- Born: 18 September 1940 (age 85) Komsomolsky, Sokuluk District, Frunze Region, Kirghiz Soviet Socialist Republic, Soviet Union
- Occupations: Engineer; Stateswoman; Technologist;
- Years active: 1957–1998
- Awards: Order of the Badge of Honour; Order of the Red Banner of Labour;

= Lyudmila Davletova =

Lyudmila Yelmatovna Davletova (Людмила Елматовна Давлетова; Людмила Ельматовна Давлетова; born 18 September 1940) is a Soviet and Kazakh engineer, technologist and stateswoman. She was a member of the Central Committee of the Communist Party of the Soviet Union and a deputy of the Supreme Soviet of the Kazakh Soviet Socialist Republic. Davletova is a recipient of the Order of the Badge of Honour and the Order of the Red Banner of Labour.

== Early life and education ==
Davletova was born in the village of Komsomolsky in the Sokuluk District, Frunze Region, Kirghiz Soviet Socialist Republic on 18 September 1940. She was a 1964 graduate of the Tashkent Institute of Textile and Light Industry, specialising in sewing production engineer-technologist and graduated from the Academy of Social Sciences under the CPSU Central Committee specialising in party and Soviet construction in 1988.

== Career ==
In 1957, Davletova began working as a farm worker at the Alamedin breeding state farm, as a factory construction worker, as a seamstress apprentice and a seamstress at the 40th Anniversary of October Factory in Frunze. Beginning in 1964 at the Almaty garment factory named after May 1, she worked as a technologist, shift supervisor, senior engineer, head of the personnel training department, head of the cutting shop, head of the personnel department and was deputy director of the factory for personnel.

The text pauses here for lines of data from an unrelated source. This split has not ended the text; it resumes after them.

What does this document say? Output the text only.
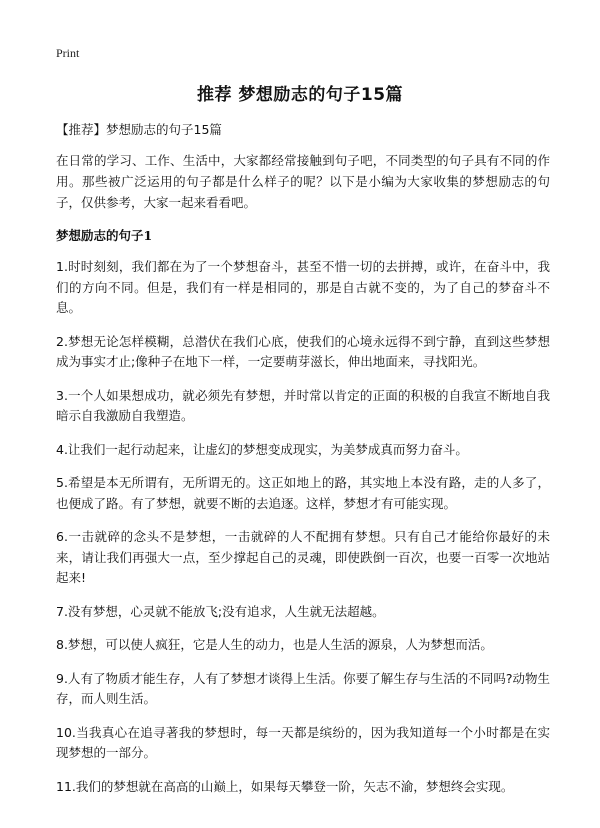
Print
推荐 梦想励志的句子15篇

【推荐】梦想励志的句子15篇

在日常的学习、工作、生活中，大家都经常接触到句子吧，不同类型的句子具有不同的作用。那些被广泛运用的句子都是什么样子的呢？以下是小编为大家收集的梦想励志的句子，仅供参考，大家一起来看看吧。

梦想励志的句子1

1.时时刻刻，我们都在为了一个梦想奋斗，甚至不惜一切的去拼搏，或许，在奋斗中，我们的方向不同。但是，我们有一样是相同的，那是自古就不变的，为了自己的梦奋斗不息。

2.梦想无论怎样模糊，总潜伏在我们心底，使我们的心境永远得不到宁静，直到这些梦想成为事实才止;像种子在地下一样，一定要萌芽滋长，伸出地面来，寻找阳光。

3.一个人如果想成功，就必须先有梦想，并时常以肯定的正面的积极的自我宣不断地自我暗示自我激励自我塑造。

4.让我们一起行动起来，让虚幻的梦想变成现实，为美梦成真而努力奋斗。

5.希望是本无所谓有，无所谓无的。这正如地上的路，其实地上本没有路，走的人多了，也便成了路。有了梦想，就要不断的去追逐。这样，梦想才有可能实现。

6.一击就碎的念头不是梦想，一击就碎的人不配拥有梦想。只有自己才能给你最好的未来，请让我们再强大一点，至少撑起自己的灵魂，即使跌倒一百次，也要一百零一次地站起来!

7.没有梦想，心灵就不能放飞;没有追求，人生就无法超越。

8.梦想，可以使人疯狂，它是人生的动力，也是人生活的源泉，人为梦想而活。

9.人有了物质才能生存，人有了梦想才谈得上生活。你要了解生存与生活的不同吗?动物生存，而人则生活。

10.当我真心在追寻著我的梦想时，每一天都是缤纷的，因为我知道每一个小时都是在实现梦想的一部分。

11.我们的梦想就在高高的山巅上，如果每天攀登一阶，矢志不渝，梦想终会实现。
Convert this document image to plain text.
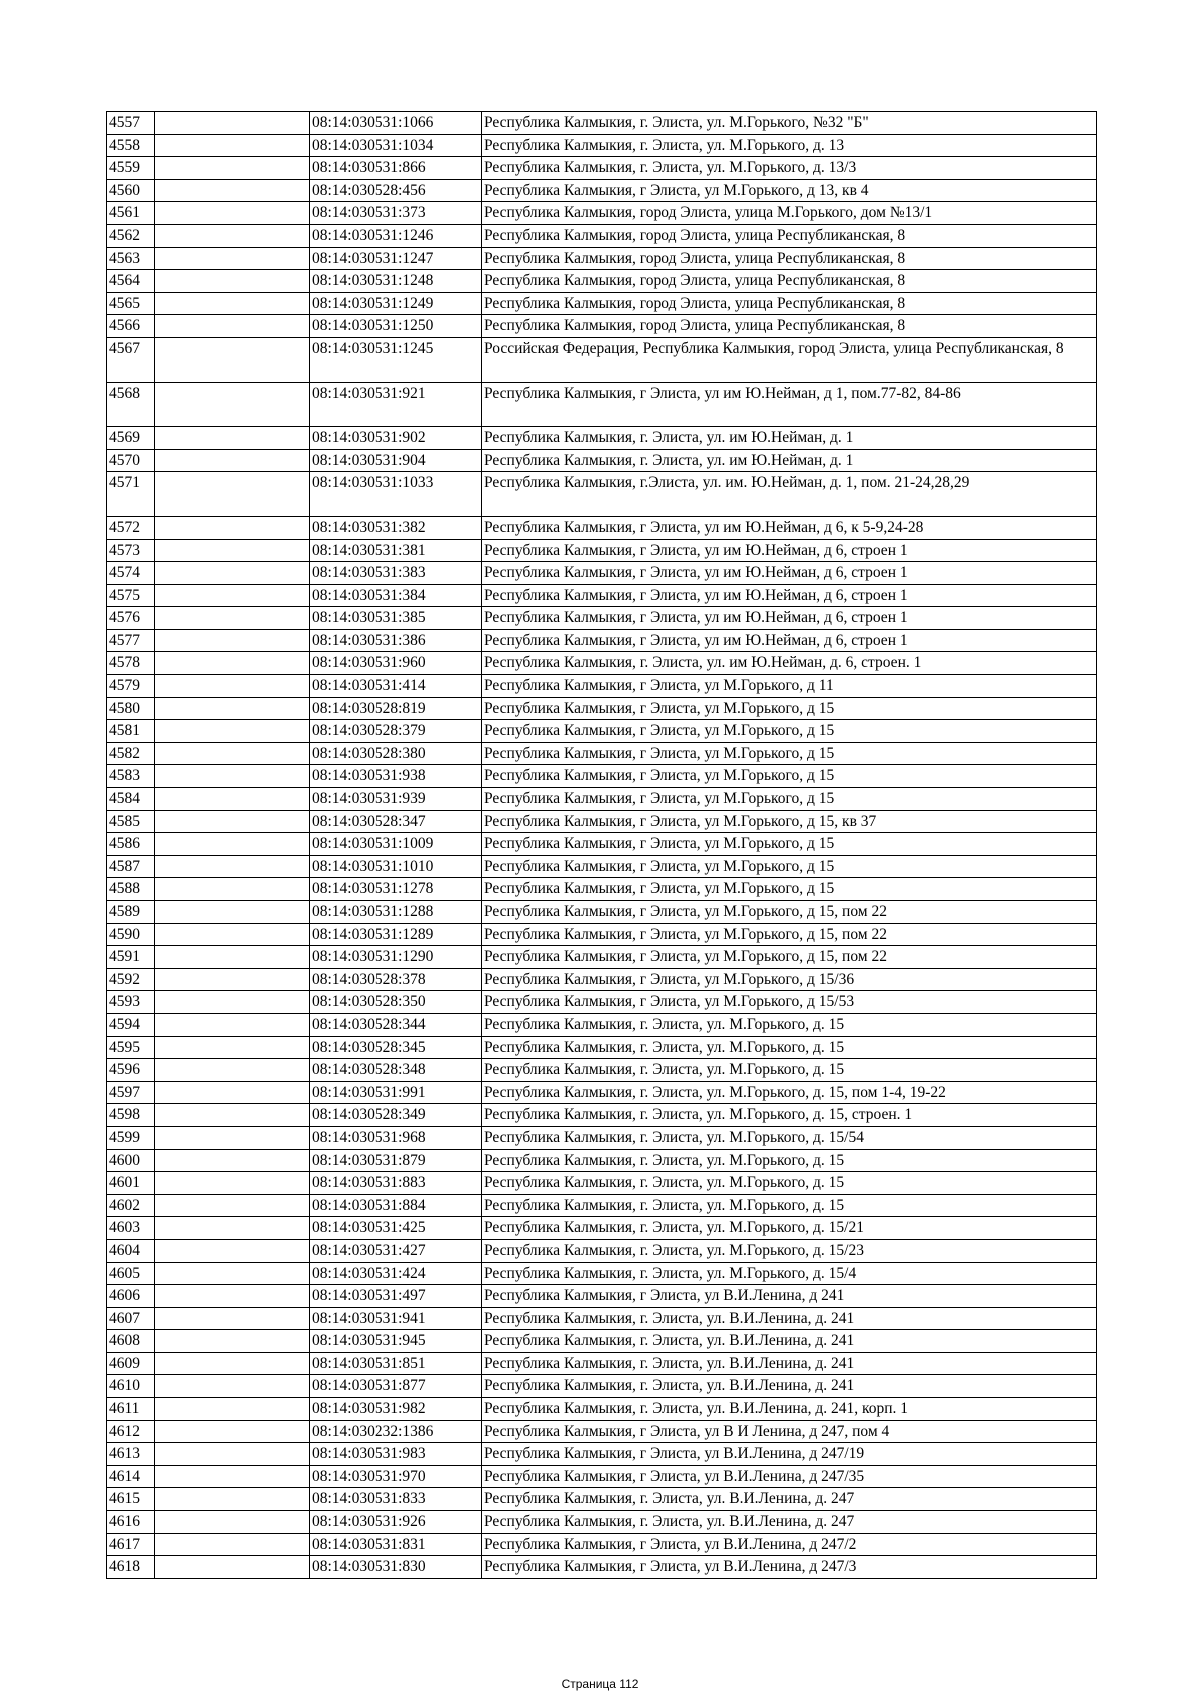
4557		08:14:030531:1066	Республика Калмыкия, г. Элиста, ул. М.Горького, №32 "Б"
4558		08:14:030531:1034	Республика Калмыкия, г. Элиста, ул. М.Горького, д. 13
4559		08:14:030531:866	Республика Калмыкия, г. Элиста, ул. М.Горького, д. 13/3
4560		08:14:030528:456	Республика Калмыкия, г Элиста, ул М.Горького, д 13, кв 4
4561		08:14:030531:373	Республика Калмыкия, город Элиста, улица М.Горького, дом №13/1
4562		08:14:030531:1246	Республика Калмыкия, город Элиста, улица Республиканская, 8
4563		08:14:030531:1247	Республика Калмыкия, город Элиста, улица Республиканская, 8
4564		08:14:030531:1248	Республика Калмыкия, город Элиста, улица Республиканская, 8
4565		08:14:030531:1249	Республика Калмыкия, город Элиста, улица Республиканская, 8
4566		08:14:030531:1250	Республика Калмыкия, город Элиста, улица Республиканская, 8
4567		08:14:030531:1245	Российская Федерация, Республика Калмыкия, город Элиста, улица Республиканская, 8
4568		08:14:030531:921	Республика Калмыкия, г Элиста, ул им Ю.Нейман, д 1, пом.77-82, 84-86
4569		08:14:030531:902	Республика Калмыкия, г. Элиста, ул. им Ю.Нейман, д. 1
4570		08:14:030531:904	Республика Калмыкия, г. Элиста, ул. им Ю.Нейман, д. 1
4571		08:14:030531:1033	Республика Калмыкия, г.Элиста, ул. им. Ю.Нейман, д. 1, пом. 21-24,28,29
4572		08:14:030531:382	Республика Калмыкия, г Элиста, ул им Ю.Нейман, д 6, к 5-9,24-28
4573		08:14:030531:381	Республика Калмыкия, г Элиста, ул им Ю.Нейман, д 6, строен 1
4574		08:14:030531:383	Республика Калмыкия, г Элиста, ул им Ю.Нейман, д 6, строен 1
4575		08:14:030531:384	Республика Калмыкия, г Элиста, ул им Ю.Нейман, д 6, строен 1
4576		08:14:030531:385	Республика Калмыкия, г Элиста, ул им Ю.Нейман, д 6, строен 1
4577		08:14:030531:386	Республика Калмыкия, г Элиста, ул им Ю.Нейман, д 6, строен 1
4578		08:14:030531:960	Республика Калмыкия, г. Элиста, ул. им Ю.Нейман, д. 6, строен. 1
4579		08:14:030531:414	Республика Калмыкия, г Элиста, ул М.Горького, д 11
4580		08:14:030528:819	Республика Калмыкия, г Элиста, ул М.Горького, д 15
4581		08:14:030528:379	Республика Калмыкия, г Элиста, ул М.Горького, д 15
4582		08:14:030528:380	Республика Калмыкия, г Элиста, ул М.Горького, д 15
4583		08:14:030531:938	Республика Калмыкия, г Элиста, ул М.Горького, д 15
4584		08:14:030531:939	Республика Калмыкия, г Элиста, ул М.Горького, д 15
4585		08:14:030528:347	Республика Калмыкия, г Элиста, ул М.Горького, д 15, кв 37
4586		08:14:030531:1009	Республика Калмыкия, г Элиста, ул М.Горького, д 15
4587		08:14:030531:1010	Республика Калмыкия, г Элиста, ул М.Горького, д 15
4588		08:14:030531:1278	Республика Калмыкия, г Элиста, ул М.Горького, д 15
4589		08:14:030531:1288	Республика Калмыкия, г Элиста, ул М.Горького, д 15, пом 22
4590		08:14:030531:1289	Республика Калмыкия, г Элиста, ул М.Горького, д 15, пом 22
4591		08:14:030531:1290	Республика Калмыкия, г Элиста, ул М.Горького, д 15, пом 22
4592		08:14:030528:378	Республика Калмыкия, г Элиста, ул М.Горького, д 15/36
4593		08:14:030528:350	Республика Калмыкия, г Элиста, ул М.Горького, д 15/53
4594		08:14:030528:344	Республика Калмыкия, г. Элиста, ул. М.Горького, д. 15
4595		08:14:030528:345	Республика Калмыкия, г. Элиста, ул. М.Горького, д. 15
4596		08:14:030528:348	Республика Калмыкия, г. Элиста, ул. М.Горького, д. 15
4597		08:14:030531:991	Республика Калмыкия, г. Элиста, ул. М.Горького, д. 15, пом 1-4, 19-22
4598		08:14:030528:349	Республика Калмыкия, г. Элиста, ул. М.Горького, д. 15, строен. 1
4599		08:14:030531:968	Республика Калмыкия, г. Элиста, ул. М.Горького, д. 15/54
4600		08:14:030531:879	Республика Калмыкия, г. Элиста, ул. М.Горького, д. 15
4601		08:14:030531:883	Республика Калмыкия, г. Элиста, ул. М.Горького, д. 15
4602		08:14:030531:884	Республика Калмыкия, г. Элиста, ул. М.Горького, д. 15
4603		08:14:030531:425	Республика Калмыкия, г. Элиста, ул. М.Горького, д. 15/21
4604		08:14:030531:427	Республика Калмыкия, г. Элиста, ул. М.Горького, д. 15/23
4605		08:14:030531:424	Республика Калмыкия, г. Элиста, ул. М.Горького, д. 15/4
4606		08:14:030531:497	Республика Калмыкия, г Элиста, ул В.И.Ленина, д 241
4607		08:14:030531:941	Республика Калмыкия, г. Элиста, ул. В.И.Ленина, д. 241
4608		08:14:030531:945	Республика Калмыкия, г. Элиста, ул. В.И.Ленина, д. 241
4609		08:14:030531:851	Республика Калмыкия, г. Элиста, ул. В.И.Ленина, д. 241
4610		08:14:030531:877	Республика Калмыкия, г. Элиста, ул. В.И.Ленина, д. 241
4611		08:14:030531:982	Республика Калмыкия, г. Элиста, ул. В.И.Ленина, д. 241, корп. 1
4612		08:14:030232:1386	Республика Калмыкия, г Элиста, ул В И Ленина, д 247, пом 4
4613		08:14:030531:983	Республика Калмыкия, г Элиста, ул В.И.Ленина, д 247/19
4614		08:14:030531:970	Республика Калмыкия, г Элиста, ул В.И.Ленина, д 247/35
4615		08:14:030531:833	Республика Калмыкия, г. Элиста, ул. В.И.Ленина, д. 247
4616		08:14:030531:926	Республика Калмыкия, г. Элиста, ул. В.И.Ленина, д. 247
4617		08:14:030531:831	Республика Калмыкия, г Элиста, ул В.И.Ленина, д 247/2
4618		08:14:030531:830	Республика Калмыкия, г Элиста, ул В.И.Ленина, д 247/3
Страница 112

Davletova became a member of the Communist Party of the Soviet Union (CPSU) in 1968, and began working in economic and trade union work in 1971. She was appointed secretary of the Republican trade union committee of workers of the textile and light industry of the Kazakh SSR and became director of the Almaty production garment association named after May 1 in 1973. From 1982 to 1983, Davletova served as deputy minister of Light Industry of the Kazakh SSR and was Head of the Light Industry and Consumer Goods Department of the Central Committee of the Communist Party of Kazakhstan from 1983 to 1986. In 1986, she became secretary of the Central Committee of the Communist Party of Kazakhstan. Davletova was a deputy of the 11th convocation of the Supreme Soviet of the Kazakh Soviet Socialist Republic from 1985 to 1990, representing the Satpayev District No. 4.

In July 1989, Davletova was appointed Deputy Chairman of the Gosplan and as Chairman of the State Committee for Light Industry under the Gosplan - Minister of the Soviet Union. She became a member of the Central Committee of the Communist Party of the Soviet Union in July 1990. Between 1991 and 1992, Davletova was chairman of the public organisation "Roslegprom" and was president of the Interstate Union of Light Industry Manufacturers from January 1992 until her retirement in September 1998.

== Recognition ==
She is a recipient of the Order of the Badge of Honour and the Order of the Red Banner of Labour.